JUST A FEW little odds and ends that need some attending to:
Oversights and corrections:
Several callers and e-mailers have sent messages requesting how to contact the organization Black Professional Men Inc. - covered in this column June 19. The organization's Web site is www.bpminc.org. For those of you who have no computer, the phone number is 410-377-1023. You'll get a voice mail asking you to leave a name and number for a return call.
BPM members meet in the Associated Black Charities building, 1114 Cathedral St., at 6 p.m. the second Wednesday of every month.
Those of you who are wondering why I couldn't give this information in the first column need reminding that just because the forehead is big doesn't necessarily mean there's an actual brain in the skull.

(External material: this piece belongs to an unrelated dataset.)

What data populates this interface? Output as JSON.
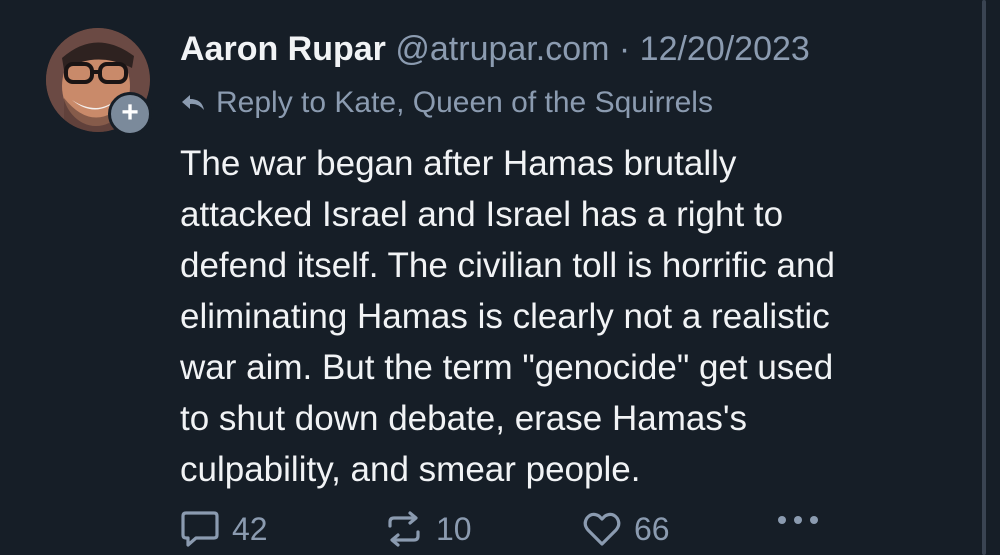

Which brings me to the boo-boo that appeared in the column: the BPM member who works for the Baltimore Ravens is not a player. He's Kenny Abrams, who works in marketing. Those tickets to Ravens' games BPM mentees received were donated by Ravens defensive back James Trapp, who's not a BPM member but - according to Rod Carter, a mentor in the group - has contributed so much some BPMers consider him an honorary member.
"He's talked with the guys when they were in middle school," Carter said of Trapp's involvement with the mentees. "He told them about his values and his upbringing in South Carolina. And he gave each of them a book."
We media types who love getting cute by referring to the National Football League as the National Felony League should remember that little anecdote about Trapp and, perhaps, try to keep our perspective when writing about the misdeeds of pro athletes. It won't harm us to mention the good deeds once in a while.
Many thanks to the e-mailer who noticed the error in the June 22 column in which I wrote about "subordination of perjury" as one of the many sins of President Bill Clinton. The correct term is "subornation of perjury," though I suspect that if there is such a thing as "subordination of perjury" then Clinton is probably guilty of that, too.
The June 22 column raised the issue of the alleged "extremism" of Republican gubernatorial candidate Robert Ehrlich. The charge of Republican extremism was repeated Thursday when Democratic gubernatorial candidate Lt. Gov. Kathleen Kennedy Townsend announced that former Naval Academy Superintendent Adm. Charles Larson would be her running mate. Larson told reporters he changed his party affiliation from Republican to Democrat because Republicans have "strayed farther and farther to the right."
The only straying that's been done has been by the Democrats, who've moved so far left that the view of the middle from way over there seems far right. Democrats love hurling that "extremist" charge about Ehrlich around, but they need to listen to what conservatives are saying about them. Here are a few of the wisecracks going around.
1. To be a Democrat, you have to believe that gender roles are artificial but being homosexual is natural.
2. To be a Democrat, you have to be against capital punishment but support abortion on demand.
3. To be a Democrat, you have to think the NRA is bad because it supports certain parts of the Constitution but believe the ACLU is good because it supports certain parts of the Constitution.
There's more, much more, to justify why many former Democrats switched to the Republican Party as dem Dems moved ever leftward, but let's take the Republican extremism charge to its illogical conclusion.
If Ehrlich is an extremist, then so is every man and woman in Maryland's 2nd District who voted him into Congress. Ditto for those voters who sent Maryland's other three Republican representatives to the House.
If Ehrlich is an extremist, then so is every member of the Baltimore chapter of the Fraternal Order of Police, which recently endorsed him.
If Ehrlich is an extremist, then so are the voters in those congressional districts who sent GOP representatives to the House, where Republicans are a majority. Voters in some 30 states favored President Bush over former Vice President Al Gore in the 2000 election, so to hear Larson and other Democrats tell it, 60 percent of the country is also extremist.
There's a transposition of roles here that's downright eerie. In the 1950s and well into the '60s, conservatives labeled folks who were even a wee bit to the left as either communists or pinkos. Today, it's the Democrats on the left throwing the term "extremist" around.
Plus ca change, plus c'est la meme chose - the more things change, the more things stay the same - the French say.